Largometrajes planteados como una sola toma larga, sin cortes —que den la impresión de que la realidad se está mirando sin que nada se ‘arregle’ tras bambalinas—, hay más de uno. Por lo general, a veces se camufla uno que otro corte de edición, pero de tal manera que no se nota en el acabado final. Eso lo hizo Hitchcock con “La soga” en 1948. Y ahora lo vuelve a hacer otro británico, Sam Mendes, con su galardonada “1917”.
Pero Hitchcock no es el único precursor de Mendes. Existen propuestas contemplativas de ocho horas y cinco minutos como “Empire” (1964) de Andy Warhol —donde solo se ve, desde una toma fija, el edificio neoyorquino del título—, pero también tomas continuas de persecución, con ritmo frenético, al estilo de “Birdman” (2014) o de la fábula de terror uruguaya “La casa muda” (2010).
Si tuviera que elegir una película filmada con una toma continua, me quedaría con “El arca rusa” (Alexander Sokurov, 2002), especie de viaje onírico por la historia de Rusia a través de los pasillos del Hermitage. En ese sentido, la obra de Mendes y el fotógrafo Roger Deakins no es, pues, el hito tecnológico que muchos han querido ver. Sin embargo, esto no le resta méritos a la que sin dudas es una cinta cautivante por muchos motivos.
Una de las razones para admirar “1917” está en que algo la une con “El arca rusa”: una especie de perspectiva divina, allende el tiempo de los humanos. Una mirada de ángel, si se quiere, que le da a los hechos un halo pretérito; y que, en este caso, sobrevuela a dos solados jóvenes que deben llevar una carta, de una base militar a otra, para impedir que las tropas inglesas caigan en una trampa del bando enemigo en la Primera Guerra Mundial.
De ahí que los que no aprueban “1917” se centren en la extrañeza de que esta sea una cinta bélica. Y es que quizá no lo sea realmente. Mendes cuenta la aventura de atravesar la guerra, y no de hacerla en combate. Es más la experiencia de sortearla, de mirarla desde el lado de sombra, para lograr el objetivo trazado. En ese sentido, está en las antípodas de películas como “Pelotón”, “Salvando al soldado Ryan” o “Dunkerque”.
Hay entonces en esta cinta algo de mirar desde afuera, desde otro tiempo, una realidad infernal. Y esto plantea un problema moral, ético: ¿qué tanto debe comprometerse la cámara, desde el punto de vista emocional, en lo que muestra?
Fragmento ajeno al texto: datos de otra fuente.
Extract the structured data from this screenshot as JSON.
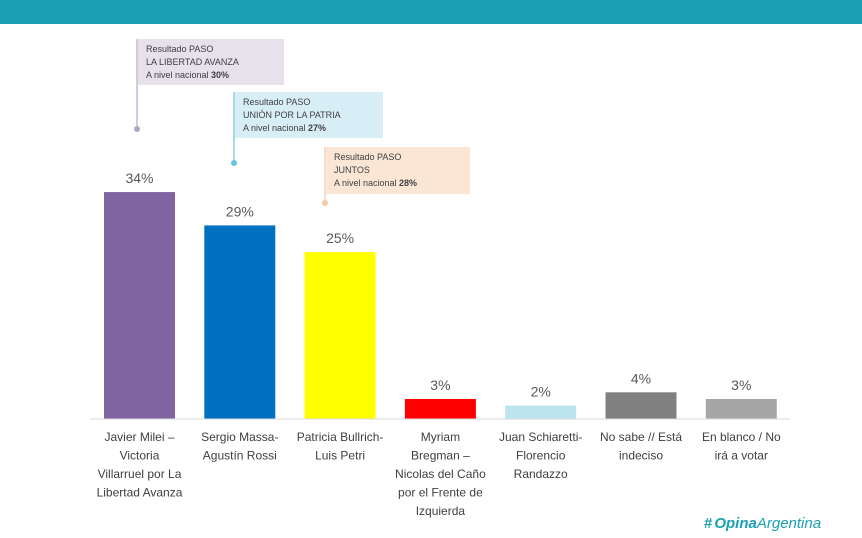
{
  "brand": {
    "name_bold": "Opina",
    "name_rest": "Argentina",
    "accent": "#1aa0b4"
  },
  "callouts": [
    {
      "line1": "Resultado PASO",
      "line2": "LA LIBERTAD AVANZA",
      "line3_prefix": "A nivel nacional ",
      "line3_value": "30%",
      "color": "#e6e1eb",
      "dot_color": "#b3a6c6"
    },
    {
      "line1": "Resultado PASO",
      "line2": "UNIÓN POR LA PATRIA",
      "line3_prefix": "A nivel nacional ",
      "line3_value": "27%",
      "color": "#d8eef6",
      "dot_color": "#6cc3dc"
    },
    {
      "line1": "Resultado PASO",
      "line2": "JUNTOS",
      "line3_prefix": "A nivel nacional ",
      "line3_value": "28%",
      "color": "#fbe6d6",
      "dot_color": "#f3c9a6"
    }
  ],
  "chart_data": {
    "type": "bar",
    "categories": [
      [
        "Javier Milei –",
        "Victoria",
        "Villarruel por La",
        "Libertad Avanza"
      ],
      [
        "Sergio Massa-",
        "Agustín Rossi"
      ],
      [
        "Patricia Bullrich-",
        "Luis Petri"
      ],
      [
        "Myriam",
        "Bregman –",
        "Nicolas del Caño",
        "por el Frente de",
        "Izquierda"
      ],
      [
        "Juan Schiaretti-",
        "Florencio",
        "Randazzo"
      ],
      [
        "No sabe // Está",
        "indeciso"
      ],
      [
        "En blanco / No",
        "irá a votar"
      ]
    ],
    "values": [
      34,
      29,
      25,
      3,
      2,
      4,
      3
    ],
    "value_labels": [
      "34%",
      "29%",
      "25%",
      "3%",
      "2%",
      "4%",
      "3%"
    ],
    "colors": [
      "#8064a2",
      "#0070c0",
      "#ffff00",
      "#ff0000",
      "#bde5f0",
      "#808080",
      "#a6a6a6"
    ],
    "title": "",
    "ylim": [
      0,
      40
    ],
    "grid": false
  }
}
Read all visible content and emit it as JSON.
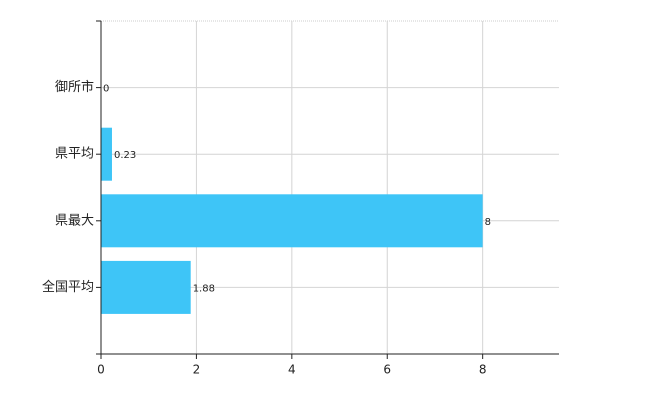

Y en esto Mendes sale airoso de la prueba, porque su mirada de emplazamiento celestial también sabe estar con sus personajes: suele dejar la distancia y, en momentos climáticos, ver el drama de cerca.
Esta estética que va de la distancia a la proximidad ya la había ensayado Mendes en sus cintas sobre James Bond (“Skyfall”, 2012; “Spectre”, 2015), pero acá cobra una forma majestuosa con la toma sin cortes que persigue a los héroes. Para esto, hay que decir que esta también es la historia de una amistad, y de hacer algo por el otro: el soldado más joven quiere salvar a su hermano mayor, y el otro soldado debe honrar a su amigo.
Si “1917” no es una obra maestra, quizá se deba a que el tema —la guerra— es el más difícil, cruento y brutal de todos. Al terminar la cinta, uno tiene la impresión de que ha asistido a una experiencia más poética —que se debe en mucho al trabajo con la luz de Deakins— que dramática. Lo más conmovedor y desolador está en la escena del acuchillamiento de uno de los héroes. Pero la guerra implica más sufrimiento, y la mirada de Mendes es más evocadora o asombrosa que visceral o desquiciada. De todos modos, este sigue siendo un filme brillante y hermoso, que busca la experiencia de lo sublime, y que rehúye el efectismo superficial. “1917” merece mucha más admiración que sospecha.
LA FICHA
Género: drama, guerra.
País y año: EE.UU./Reino Unido, 2019.
Director: Sam Mendes.
Actores: George MacKay, Dean-Charles Chapman, Colin Firth, Daniel Mays.